Obwohl ihr Antrag auf eine eigene Demonstration im Zentrum der Hauptstadt abgelehnt worden war, weigerten sich die Landwirte und Spediteure, an einer Demonstration am Sonntag (21. Januar) teilzunehmen, die mit der Senatorin Diana Sosoacă, der Vorsitzenden der rechten pro-russischen Partei SOS, in Verbindung gebracht wurde.
„Wir schließen uns keiner politischen Partei oder Gruppe an und akzeptieren keinen Politiker als unseren Vertreter“, erklärten die Landwirte und Spediteure, die in der Stadt Afumati in der Nähe der Hauptstadt protestierten.
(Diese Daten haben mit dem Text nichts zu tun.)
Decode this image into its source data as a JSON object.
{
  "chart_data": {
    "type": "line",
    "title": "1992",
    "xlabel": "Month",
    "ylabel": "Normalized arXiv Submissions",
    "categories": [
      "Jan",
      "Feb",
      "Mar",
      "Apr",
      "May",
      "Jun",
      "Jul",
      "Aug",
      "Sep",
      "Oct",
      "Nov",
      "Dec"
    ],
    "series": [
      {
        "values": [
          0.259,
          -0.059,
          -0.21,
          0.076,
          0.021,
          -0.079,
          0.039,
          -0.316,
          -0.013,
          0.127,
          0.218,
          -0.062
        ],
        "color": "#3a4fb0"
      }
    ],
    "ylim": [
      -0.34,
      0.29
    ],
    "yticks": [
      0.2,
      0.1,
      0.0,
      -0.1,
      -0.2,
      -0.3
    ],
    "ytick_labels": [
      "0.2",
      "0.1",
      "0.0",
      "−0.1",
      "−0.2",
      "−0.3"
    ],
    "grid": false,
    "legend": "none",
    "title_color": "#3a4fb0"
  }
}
Trotz laufender Verhandlungen und einiger Lösungsvorschläge der Behörden, die viele der Forderungen der Demonstranten aufgreifen, gehen die Bauern und Spediteure nun in die dritte Woche der Proteste. Sie werden so lange auf die Straßen gehen, bis die Regierung und das Parlament „die Notwendigkeit anerkennen, die Gesetze zu ändern und die Probleme zu lösen, denen wir gegenüberstehen.“
Die Allianz für Landwirtschaft und Zusammenarbeit, ein Zusammenschluss verschiedener Bauernverbände, richtete einen offenen Brief an Präsident Klaus Iohannis, Ministerpräsident Marcel Ciolacu und Landwirtschaftsminister Florin Barbu. Darin werden sie aufgefordert, auf der bevorstehenden Tagung des EU-Rates für Landwirtschaft und Fischerei spezifische Maßnahmen hinsichtlich des Transports von Getreide aus der Ukraine in die Europäische Union einzubringen.
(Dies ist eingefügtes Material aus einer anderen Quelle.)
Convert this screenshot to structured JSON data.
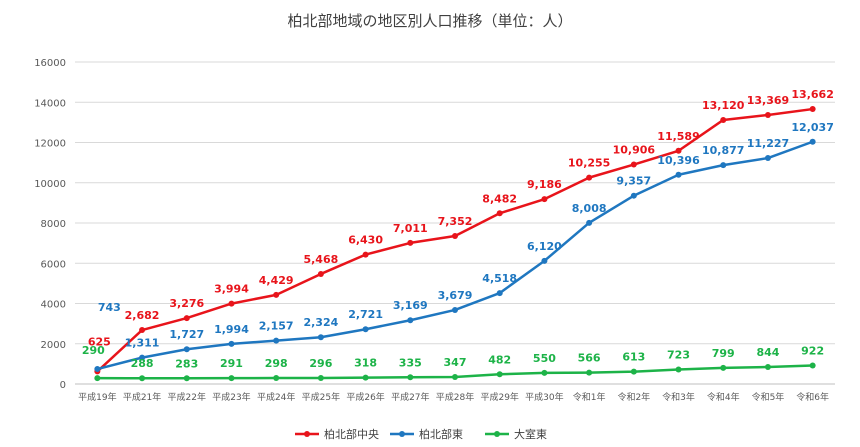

Am Sonntag erklärte der Minister für Investitionen und europäische Projekte, Adrian Câciu, dass Rumänien die derzeitige Situation nicht allein bewältigen könne. Er betonte „die Notwendigkeit eines Dialogs mit der Europäischen Kommission, um eine Ausgleichsformel für die Herausforderungen der Landwirte zu finden.“
Der Bürgermeister von Bukarest, Nicușor Dan, kündigte an, am Montag den Protest mit dem Veranstalter zu besprechen, um zu entscheiden, ob die Aktion am Montag und Dienstag fortgesetzt werden soll.